Le pilotage des performances est de plus en plus influencé par les dispositions relatives au développement durable et à la responsabilité sociale, sociétale et environnementale de l’entreprise. Power (2004) distingue trois types d’audit applicables aux entreprises socialement responsables : l’audit des certifications (conformité aux normes), l’audit éthique (respect des chartes et des règlements) et l’audit des risques (avec notamment l’application du référentiel COSO II[1]). Ces   actions contribuent notamment :

  • à l’audit environnemental (règlement CEE n°1836/93 du Conseil de 1993), qui impose « une évaluation périodique et systématique, documentée et objective de l’organisation, des systèmes de gestion et de la performance des équipements mis en place pour assurer la protection de l’environnement ». Cet audit vise à améliorer les performances d’une organisation par la maîtrise de ses impacts environnementaux.

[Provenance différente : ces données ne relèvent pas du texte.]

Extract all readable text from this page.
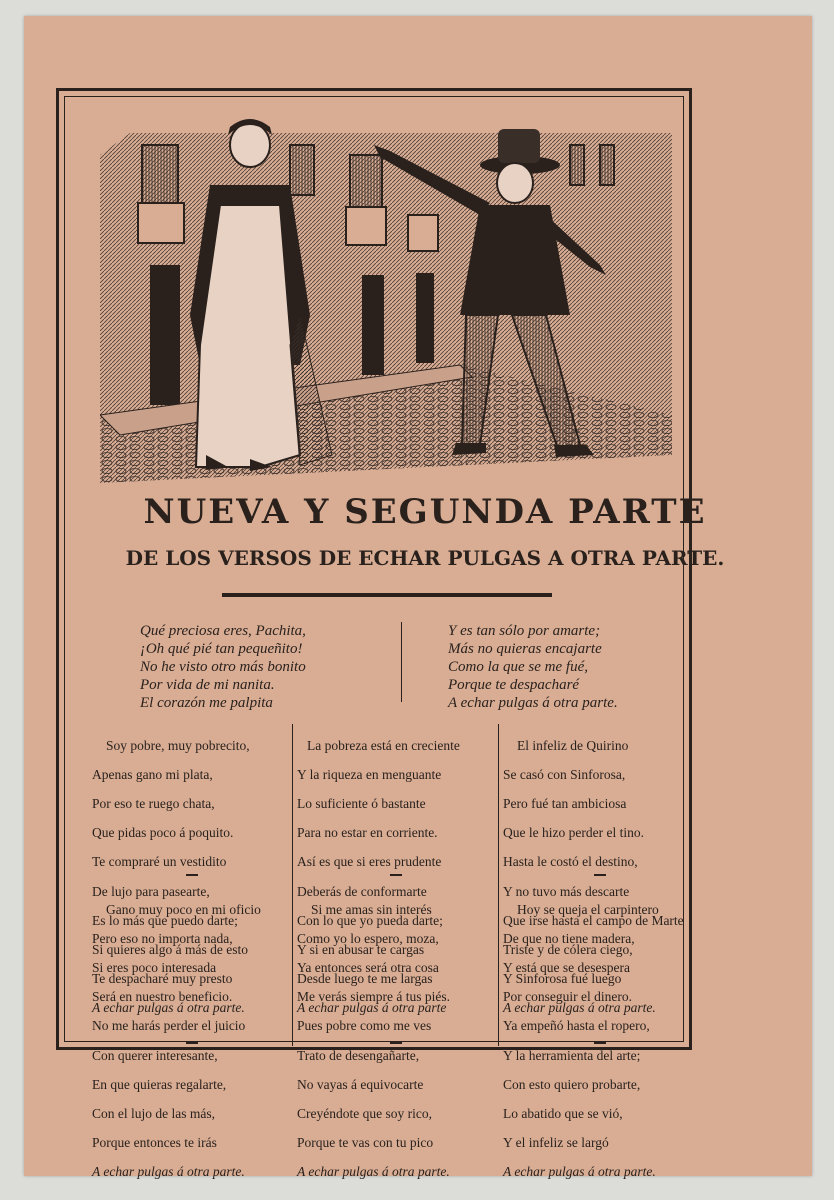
NUEVA Y SEGUNDA PARTE
DE LOS VERSOS DE ECHAR PULGAS A OTRA PARTE.

Qué preciosa eres, Pachita,
¡Oh qué pié tan pequeñito!
No he visto otro más bonito
Por vida de mi nanita.
El corazón me palpita

Y es tan sólo por amarte;
Más no quieras encajarte
Como la que se me fué,
Porque te despacharé
A echar pulgas á otra parte.

Soy pobre, muy pobrecito,

Apenas gano mi plata,

Por eso te ruego chata,

Que pidas poco á poquito.

Te compraré un vestidito

De lujo para pasearte,

Es lo más que puedo darte;

Si quieres algo á más de esto

Te despacharé muy presto

A echar pulgas á otra parte.

La pobreza está en creciente

Y la riqueza en menguante

Lo suficiente ó bastante

Para no estar en corriente.

Así es que si eres prudente

Deberás de conformarte

Con lo que yo pueda darte;

Y si en abusar te cargas

Desde luego te me largas

A echar pulgas á otra parte

El infeliz de Quirino

Se casó con Sinforosa,

Pero fué tan ambiciosa

Que le hizo perder el tino.

Hasta le costó el destino,

Y no tuvo más descarte

Que irse hasta el campo de Marte

Triste y de cólera ciego,

Y Sinforosa fué luego

A echar pulgas á otra parte.

Gano muy poco en mi oficio

Pero eso no importa nada,

Si eres poco interesada

Será en nuestro beneficio.

No me harás perder el juicio

Con querer interesante,

En que quieras regalarte,

Con el lujo de las más,

Porque entonces te irás

A echar pulgas á otra parte.

Si me amas sin interés

Como yo lo espero, moza,

Ya entonces será otra cosa

Me verás siempre á tus piés.

Pues pobre como me ves

Trato de desengañarte,

No vayas á equivocarte

Creyéndote que soy rico,

Porque te vas con tu pico

A echar pulgas á otra parte.

Hoy se queja el carpintero

De que no tiene madera,

Y está que se desespera

Por conseguir el dinero.

Ya empeñó hasta el ropero,

Y la herramienta del arte;

Con esto quiero probarte,

Lo abatido que se vió,

Y el infeliz se largó

A echar pulgas á otra parte.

Il doit se plier aux règlements (EMAS), aux normes (ISO et BS) et aux bonnes pratiques ;
  • au reporting intégré (financier et extra-financier), rendu obligatoire pour les entreprises cotées en bourse et/ou de plus de 500 salariés (article 225 de la loi Grenelle 2 de 2010 et directive européenne de 2014). L’Autorité des Marchés Financiers préconise une « démarche d’intégration permettant aux investisseurs de mieux appréhender la stratégie de création de valeur et la performance globale de l’entreprise ».

Le cadre de reporting le plus appliqué est celui de l’IIRC[2] (2013), qui propose un « guide du reporting intégré », dont l’objet est de mieux « mesurer la capacité d’une organisation à créer durablement de la valeur pour elle-même et son écosystème ». Cette valeur (créée ou détruite) correspond à la variation (positive ou négative) du capital de l’entreprise, qui couvre ses patrimoines financier, manufacturier, humain, intellectuel, naturel, social et environnemental. La valorisation de ce capital implique de pratiquer une gestion intégrée, alignant le modèle d’affaires, un management « écoresponsable » et les performances « globales » de l’entreprise, sur sa stratégie socialement responsable. Cet alignement exige une conformité des activités et de l’organisation de l’entreprise aux règles et aux normes Environnementales, Sociales et de Gouvernance (ESG), définis par des institutions internationales et nationales, publiques et professionnelles. Il repose également sur une « cartographie des parties prenantes » (définis comme des « acteurs d’un écosystème  impliqués par les activités de l’entreprise »), et sur la construction d’une « matrice de matérialité », destinée à hiérarchiser les facteurs qui impactent le capital de l’entreprise et de son écosystème. La matérialité recouvre « la faisabilité (ou la soutenabilité) des actions à mettre en œuvre pour maitriser leurs enjeux et leurs impacts sur la capacité de l’organisation à créer, préserver ou éroder de la valeur pour elle-même, ses parties prenantes et la société toute entière ». Le processus   d’intégration du reporting préconisé par l’IIRC doit suivre 5 étapes centrées sur le (ou les) modèles d’affaires de l’entreprise:

L’IIRC souligne l’importance de la connectivité entre les acteurs et les facteurs de création de valeur. Il définit la connectivité comme « un récit exhaustif de génération de la valeur, couvrant les associations, corrélations et dépendances entre les éléments qui présentent un caractère important au regard de la capacité de l’organisation à générer de la valeur au fil du temps ».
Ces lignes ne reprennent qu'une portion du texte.